Grok zamanlarında yaşamak
Bir arkadaşımdan geldi. Instagram iletisi...
’70 li yıllar. Bikinili dört kadın güneşin altında mutlu mesut uzanmış.
“Ne güneş yağı ne güneş gözlüğü ne fazla kilolar ne silikon” yazıyor altında:
“Sırf güneşin okşadığı bir ten.
O yıllarda kimsenin kolesterol saplantısı yoktu. Güneşten kimse korkmazdı. İnsanlar sabahtan akşama tarlada, bahçede, deniz kenarında açık havada yaşardı. Birbirleriyle konuşur, gülerlerdi. Cep telefonları yoktu. Kimse kalori, adım, kalp atışı ve uyku saatlerini saymazdı.
Hayat ölçülmez, yaşanırdı.
Çıplak ayaklar altında sıcak kumlar ve tuzlu bir yel.

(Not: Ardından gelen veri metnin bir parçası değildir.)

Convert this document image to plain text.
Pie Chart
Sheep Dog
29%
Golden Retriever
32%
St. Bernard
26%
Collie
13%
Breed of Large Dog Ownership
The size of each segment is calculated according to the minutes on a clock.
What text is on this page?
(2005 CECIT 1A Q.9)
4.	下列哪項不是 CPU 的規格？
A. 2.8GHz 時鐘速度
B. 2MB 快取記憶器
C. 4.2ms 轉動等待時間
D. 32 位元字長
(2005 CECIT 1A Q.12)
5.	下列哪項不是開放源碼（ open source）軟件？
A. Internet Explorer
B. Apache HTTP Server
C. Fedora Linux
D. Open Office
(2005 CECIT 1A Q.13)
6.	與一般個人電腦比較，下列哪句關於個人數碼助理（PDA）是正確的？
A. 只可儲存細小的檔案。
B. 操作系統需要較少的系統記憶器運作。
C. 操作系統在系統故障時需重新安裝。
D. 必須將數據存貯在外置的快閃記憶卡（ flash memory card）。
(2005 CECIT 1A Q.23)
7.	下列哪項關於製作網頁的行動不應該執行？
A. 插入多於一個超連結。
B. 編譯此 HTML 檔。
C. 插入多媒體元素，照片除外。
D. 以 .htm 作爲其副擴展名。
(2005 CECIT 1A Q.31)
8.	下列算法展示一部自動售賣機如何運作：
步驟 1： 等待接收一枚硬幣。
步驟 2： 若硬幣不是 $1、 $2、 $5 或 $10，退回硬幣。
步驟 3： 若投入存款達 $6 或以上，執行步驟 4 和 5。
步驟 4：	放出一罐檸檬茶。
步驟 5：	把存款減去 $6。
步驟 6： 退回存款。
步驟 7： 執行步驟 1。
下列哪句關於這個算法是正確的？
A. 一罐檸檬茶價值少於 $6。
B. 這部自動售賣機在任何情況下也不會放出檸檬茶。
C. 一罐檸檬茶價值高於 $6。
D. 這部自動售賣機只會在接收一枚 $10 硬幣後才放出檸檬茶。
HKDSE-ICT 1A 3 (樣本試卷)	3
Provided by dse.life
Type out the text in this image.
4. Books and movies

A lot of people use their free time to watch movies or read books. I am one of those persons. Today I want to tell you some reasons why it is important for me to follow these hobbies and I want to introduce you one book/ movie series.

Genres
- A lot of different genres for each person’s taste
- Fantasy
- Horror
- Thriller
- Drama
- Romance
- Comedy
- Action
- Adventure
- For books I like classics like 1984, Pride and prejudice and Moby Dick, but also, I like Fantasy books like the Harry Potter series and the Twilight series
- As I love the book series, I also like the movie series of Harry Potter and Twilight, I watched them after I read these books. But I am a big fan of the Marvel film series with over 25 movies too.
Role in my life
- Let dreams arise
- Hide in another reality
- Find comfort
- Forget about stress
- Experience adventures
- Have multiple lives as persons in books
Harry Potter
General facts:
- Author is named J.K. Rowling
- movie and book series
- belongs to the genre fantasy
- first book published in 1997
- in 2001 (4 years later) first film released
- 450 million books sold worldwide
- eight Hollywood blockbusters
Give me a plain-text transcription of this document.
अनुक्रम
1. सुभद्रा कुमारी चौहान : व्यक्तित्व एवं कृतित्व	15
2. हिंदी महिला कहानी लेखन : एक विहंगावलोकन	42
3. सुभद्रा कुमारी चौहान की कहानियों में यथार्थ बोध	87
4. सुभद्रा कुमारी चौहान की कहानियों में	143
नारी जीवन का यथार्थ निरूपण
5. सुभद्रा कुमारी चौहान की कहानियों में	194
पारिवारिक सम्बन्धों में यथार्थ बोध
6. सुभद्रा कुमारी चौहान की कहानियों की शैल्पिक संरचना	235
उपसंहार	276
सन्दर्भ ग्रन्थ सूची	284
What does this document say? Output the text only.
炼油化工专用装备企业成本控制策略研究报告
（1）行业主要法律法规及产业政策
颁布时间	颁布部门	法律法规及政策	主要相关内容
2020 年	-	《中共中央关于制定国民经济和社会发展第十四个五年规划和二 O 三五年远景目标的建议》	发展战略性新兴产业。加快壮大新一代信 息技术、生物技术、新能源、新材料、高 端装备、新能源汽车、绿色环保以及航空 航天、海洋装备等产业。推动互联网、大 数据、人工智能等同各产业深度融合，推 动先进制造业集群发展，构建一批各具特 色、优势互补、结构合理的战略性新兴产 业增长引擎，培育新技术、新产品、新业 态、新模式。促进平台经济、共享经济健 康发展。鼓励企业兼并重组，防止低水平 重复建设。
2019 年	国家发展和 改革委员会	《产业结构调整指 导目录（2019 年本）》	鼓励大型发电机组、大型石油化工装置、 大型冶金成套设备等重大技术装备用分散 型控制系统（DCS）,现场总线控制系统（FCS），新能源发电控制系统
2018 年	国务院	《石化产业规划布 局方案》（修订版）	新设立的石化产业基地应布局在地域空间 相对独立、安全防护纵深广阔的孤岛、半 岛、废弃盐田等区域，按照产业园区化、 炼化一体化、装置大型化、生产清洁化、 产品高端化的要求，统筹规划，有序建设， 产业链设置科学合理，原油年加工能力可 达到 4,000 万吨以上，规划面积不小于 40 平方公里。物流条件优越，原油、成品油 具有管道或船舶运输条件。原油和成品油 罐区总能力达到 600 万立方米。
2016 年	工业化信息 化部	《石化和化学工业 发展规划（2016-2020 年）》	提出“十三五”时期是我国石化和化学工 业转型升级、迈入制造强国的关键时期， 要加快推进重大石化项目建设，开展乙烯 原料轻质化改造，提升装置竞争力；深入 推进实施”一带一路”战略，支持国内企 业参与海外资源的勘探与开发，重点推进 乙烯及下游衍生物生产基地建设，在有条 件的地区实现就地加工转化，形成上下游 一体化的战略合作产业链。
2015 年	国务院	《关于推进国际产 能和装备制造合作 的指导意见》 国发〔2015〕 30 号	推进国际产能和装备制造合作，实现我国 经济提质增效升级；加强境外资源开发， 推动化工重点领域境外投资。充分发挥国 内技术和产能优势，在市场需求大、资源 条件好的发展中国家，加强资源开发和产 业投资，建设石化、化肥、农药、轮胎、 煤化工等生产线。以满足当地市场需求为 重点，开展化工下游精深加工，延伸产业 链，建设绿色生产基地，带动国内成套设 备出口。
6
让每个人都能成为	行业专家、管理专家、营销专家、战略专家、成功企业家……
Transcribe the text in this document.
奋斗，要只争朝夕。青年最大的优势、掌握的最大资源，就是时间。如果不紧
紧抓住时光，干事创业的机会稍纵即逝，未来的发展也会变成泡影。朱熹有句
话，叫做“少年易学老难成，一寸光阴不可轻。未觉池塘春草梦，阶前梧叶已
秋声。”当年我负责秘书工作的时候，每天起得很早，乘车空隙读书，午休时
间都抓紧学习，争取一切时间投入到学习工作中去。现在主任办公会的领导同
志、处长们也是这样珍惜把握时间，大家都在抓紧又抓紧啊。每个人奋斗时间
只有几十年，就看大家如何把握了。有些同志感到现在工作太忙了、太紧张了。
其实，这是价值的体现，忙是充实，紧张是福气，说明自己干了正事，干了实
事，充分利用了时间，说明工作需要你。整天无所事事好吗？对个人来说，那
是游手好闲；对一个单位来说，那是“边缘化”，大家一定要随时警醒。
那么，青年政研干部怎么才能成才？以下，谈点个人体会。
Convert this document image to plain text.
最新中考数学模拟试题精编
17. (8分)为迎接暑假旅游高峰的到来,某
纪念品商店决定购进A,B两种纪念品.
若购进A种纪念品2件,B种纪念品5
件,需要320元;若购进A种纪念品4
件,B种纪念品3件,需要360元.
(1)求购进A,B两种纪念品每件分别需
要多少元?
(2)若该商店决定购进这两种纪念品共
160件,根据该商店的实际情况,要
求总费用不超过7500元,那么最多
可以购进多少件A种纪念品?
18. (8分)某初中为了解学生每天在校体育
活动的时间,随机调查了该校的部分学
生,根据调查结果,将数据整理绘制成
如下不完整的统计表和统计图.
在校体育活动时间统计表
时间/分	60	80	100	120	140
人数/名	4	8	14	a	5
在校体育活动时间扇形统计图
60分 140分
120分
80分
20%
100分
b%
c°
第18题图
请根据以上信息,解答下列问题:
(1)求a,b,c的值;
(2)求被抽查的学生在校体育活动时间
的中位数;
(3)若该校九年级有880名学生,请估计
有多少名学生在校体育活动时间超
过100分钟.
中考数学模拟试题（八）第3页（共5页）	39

Çocuklar deniz kabuğu toplardı, arkada hafif İtalyan melodileri çalardı ve kimse acele etmezdi.
Gökyüzünde yalnız kuşlar, özgürlük, uçsuz bucaksız bir mavilik vardı.
Biz bir şeyleri yitirdik.
Yitirilen sırf değişen gıdalar değil, kopan bağlar.
Doğa ve birbirimizle, kendi doğal ritmimizle olan bağları yitirdik...
İhtiyacımız olan şey belki daha fazla bilim değil. Daha basit zevkler, daha çok bağ ve daha çok sahici hayata ihtiyacımız var.”
Plajda güzel bir günün mükemmel mutluluk sayıldığı yıllardı onlar...
Bir “altın çağ” gibi belleğime kazınan ’70 leri, içimi “cız” ettirerek hatırlatan bu çarpıcı iletinin ardından, Repubblica yazarlarından ünlü İtalyan düşünür Umberto Galimberti’nin, “Varoluşumuzun hâlâ bir anlam ufku var mı?” yazısına takıldım.
İnsan evet bunları hep aklından geçiriyor ama kendi kendine düşününce “Acaba bana mı öyle geliyor? Yaşlanıyor muyum yoksa?” oluyor.